If what you want to edit can be done as cheats then do that. This tends to be more for levels unlocked, items in inventory or money, maybe levels for a game with stats, maybe character names if they were selectable at one point but not so much for times or high scores (though it can be an option in some cases -- if the game dumps the score table in memory and then back again afterwards).

First of all thank you very much! I will look at the videos of the youtuber you've linked so I can get more familiar with what I'm doing.
I have a decent knowledge in coding and debugging (more OOP though than low level and asm). I'm not really into writing a save editor just for this game.
I have tried to apply some checksum algorithms by the HxD Editor to different parts (and all) of the save file and I couldn't find the correct one.
Also I have tried to find some editors for other Team Sonic games but that didn't really help.
To be honest I learned about what I could do theoretically, like finding where the game loads the save. However I'm stuck with actually figuring out exactly how to do it.
I am using Dolphin, I have ran it in debug mode but for some reason I can't figure out how to use it really, most of the addresses are unknown, and also I don't understand how to search for values in the memory using Dolphin's debug mode. Is there a special version of Dolphin? Or maybe another tool that I can use? Also how do I decompile Wii games so I can check what's going on?

 

[FAST6191]

If you already have an idea about program flow, some boolean and operational stuff then that is most of the stuff sorted -- watching something manage registers and IO, and do low level number fiddling to over overflowing said same, is tedious if you are more used to something high level that probably has a compiler/main library for the language function but in the end nothing drastic. You are not going to get a surprise test on the timings of SIMD instructions -- it is going to be add this to this (possibly many times), read this memory section, compare and branch accordingly. Compare and branch is not the same wording as IF and ELSE but it is not worlds apart.

I am unfamiliar with Dolphin's current abilities as far as being a debugger. I even want to say it might have lost some at one point so you might need to dig up an older version. Being a fairly potent console as well it is not as nice as the "could run 10 of them at once and still not get too close to choking a modern system" stuff like most ROM hacking sites/sections focus on. You might also have to dump the memory and feed it to a debugger (IDA will naturally have modules). That said https://blog.delroth.net/2011/06/reverse-engineering-a-wii-game-script-interpreter-part-1/ was 2011 so things have probably got better since then, or you can find an older version.
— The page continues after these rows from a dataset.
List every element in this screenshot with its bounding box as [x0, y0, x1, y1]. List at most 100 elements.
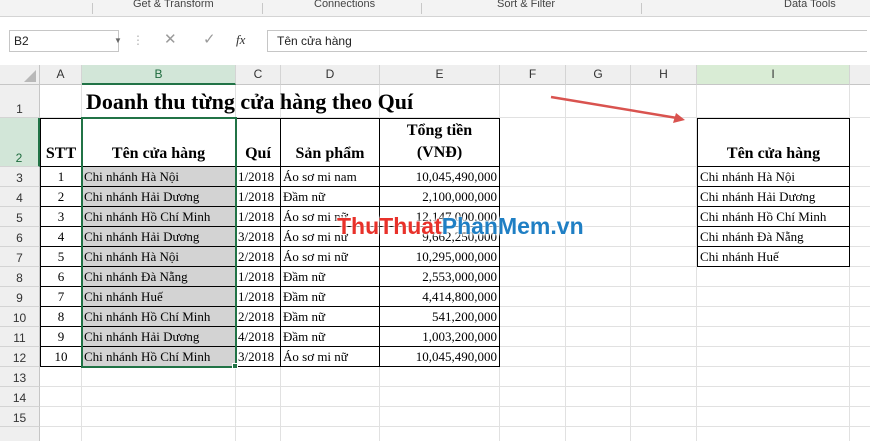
row-header-4[interactable]: 4 — [0, 187, 40, 207]
store-cell[interactable]: Chi nhánh Huế — [82, 287, 236, 307]
row-header-7[interactable]: 7 — [0, 247, 40, 267]
quarter-cell[interactable]: 1/2018 — [236, 287, 281, 307]
quarter-cell[interactable]: 1/2018 — [236, 187, 281, 207]
row-header-1[interactable]: 1 — [0, 85, 40, 118]
product-cell[interactable]: Áo sơ mi nữ — [281, 347, 380, 367]
store-cell[interactable]: Chi nhánh Hải Dương — [82, 187, 236, 207]
header-stt[interactable]: STT — [40, 118, 82, 167]
stt-cell[interactable]: 7 — [40, 287, 82, 307]
ribbon-separator — [421, 3, 422, 14]
column-header-c[interactable]: C — [236, 65, 281, 85]
stt-cell[interactable]: 1 — [40, 167, 82, 187]
row-header-15[interactable]: 15 — [0, 407, 40, 427]
row-header-11[interactable]: 11 — [0, 327, 40, 347]
stt-cell[interactable]: 5 — [40, 247, 82, 267]
header-store[interactable]: Tên cửa hàng — [82, 118, 236, 167]
select-all-corner[interactable] — [0, 65, 40, 85]
formula-input[interactable]: Tên cửa hàng — [267, 30, 867, 52]
stt-cell[interactable]: 2 — [40, 187, 82, 207]
quarter-cell[interactable]: 1/2018 — [236, 207, 281, 227]
total-cell[interactable]: 541,200,000 — [380, 307, 500, 327]
row-header-14[interactable]: 14 — [0, 387, 40, 407]
fill-handle[interactable] — [232, 363, 238, 369]
stt-cell[interactable]: 8 — [40, 307, 82, 327]
store-cell[interactable]: Chi nhánh Hồ Chí Minh — [82, 347, 236, 367]
column-header-d[interactable]: D — [281, 65, 380, 85]
row-header-8[interactable]: 8 — [0, 267, 40, 287]
stt-cell[interactable]: 3 — [40, 207, 82, 227]
store-cell[interactable]: Chi nhánh Hồ Chí Minh — [82, 307, 236, 327]
column-header-i[interactable]: I — [697, 65, 850, 85]
store-cell[interactable]: Chi nhánh Hà Nội — [82, 167, 236, 187]
store-cell[interactable]: Chi nhánh Hải Dương — [82, 227, 236, 247]
stt-cell[interactable]: 9 — [40, 327, 82, 347]
name-box[interactable]: B2 ▼ — [9, 30, 122, 52]
unique-store-cell[interactable]: Chi nhánh Hà Nội — [697, 167, 850, 187]
column-header-f[interactable]: F — [500, 65, 566, 85]
unique-store-cell[interactable]: Chi nhánh Huế — [697, 247, 850, 267]
store-cell[interactable]: Chi nhánh Hồ Chí Minh — [82, 207, 236, 227]
header-total[interactable]: Tổng tiền (VNĐ) — [380, 118, 500, 167]
quarter-cell[interactable]: 2/2018 — [236, 307, 281, 327]
product-cell[interactable]: Áo sơ mi nam — [281, 167, 380, 187]
stt-cell[interactable]: 10 — [40, 347, 82, 367]
product-cell[interactable]: Đầm nữ — [281, 327, 380, 347]
column-header-b[interactable]: B — [82, 65, 236, 85]
header-quarter[interactable]: Quí — [236, 118, 281, 167]
product-cell[interactable]: Đầm nữ — [281, 187, 380, 207]
column-header-j[interactable] — [850, 65, 870, 85]
total-cell[interactable]: 4,414,800,000 — [380, 287, 500, 307]
stt-cell[interactable]: 6 — [40, 267, 82, 287]
row-header-2[interactable]: 2 — [0, 118, 40, 167]
enter-check-icon[interactable]: ✓ — [203, 30, 216, 50]
quarter-cell[interactable]: 1/2018 — [236, 167, 281, 187]
product-cell[interactable]: Đầm nữ — [281, 267, 380, 287]
drag-handle-icon[interactable]: ⋮ — [132, 30, 144, 50]
stt-cell[interactable]: 4 — [40, 227, 82, 247]
store-cell[interactable]: Chi nhánh Đà Nẵng — [82, 267, 236, 287]
total-cell[interactable]: 2,553,000,000 — [380, 267, 500, 287]
unique-list-header[interactable]: Tên cửa hàng — [697, 118, 850, 167]
product-cell[interactable]: Đầm nữ — [281, 307, 380, 327]
row-header-6[interactable]: 6 — [0, 227, 40, 247]
unique-store-cell[interactable]: Chi nhánh Đà Nẵng — [697, 227, 850, 247]
row-header-9[interactable]: 9 — [0, 287, 40, 307]
total-cell[interactable]: 10,045,490,000 — [380, 167, 500, 187]
quarter-cell[interactable]: 2/2018 — [236, 247, 281, 267]
product-cell[interactable]: Đầm nữ — [281, 287, 380, 307]
total-cell[interactable]: 10,295,000,000 — [380, 247, 500, 267]
ribbon-group-connections[interactable]: Connections — [314, 0, 375, 10]
unique-store-cell[interactable]: Chi nhánh Hồ Chí Minh — [697, 207, 850, 227]
ribbon-group-sort-filter[interactable]: Sort & Filter — [497, 0, 555, 10]
row-header-16[interactable] — [0, 427, 40, 441]
insert-function-icon[interactable]: fx — [236, 30, 245, 50]
column-header-g[interactable]: G — [566, 65, 631, 85]
store-cell[interactable]: Chi nhánh Hà Nội — [82, 247, 236, 267]
row-header-10[interactable]: 10 — [0, 307, 40, 327]
column-header-h[interactable]: H — [631, 65, 697, 85]
row-header-13[interactable]: 13 — [0, 367, 40, 387]
unique-store-cell[interactable]: Chi nhánh Hải Dương — [697, 187, 850, 207]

I mentioned the method I would likely use to find where the save lands in memory. It is basically an expanded version of the standard cheat search -- take a savestate from before the save is loaded (you usually have a nice on screen prompt for that one, or you press a button to make it happen, or if it is more subtle then you already know how to break a save to get it to error out on you), load the save but don't do anything else, grab another savestate and compare. Alternatively if the save is not compressed and data is not processed much you can try comparing a savestate/memory dump with the contents of the save.
The big boy hacker would likely watch the Wii speak to the IO to get the save (the Wii is kind of modern so I imagine it will be speaking to the game's chosen IOS module to fetch data from NAND or SD) but if you don't want to do that or Dolphin is limited then memory stuff is fine as it is not like you are getting a game to have a save where there was none before -- you only care about what the save means for the game and how it processes the checksum.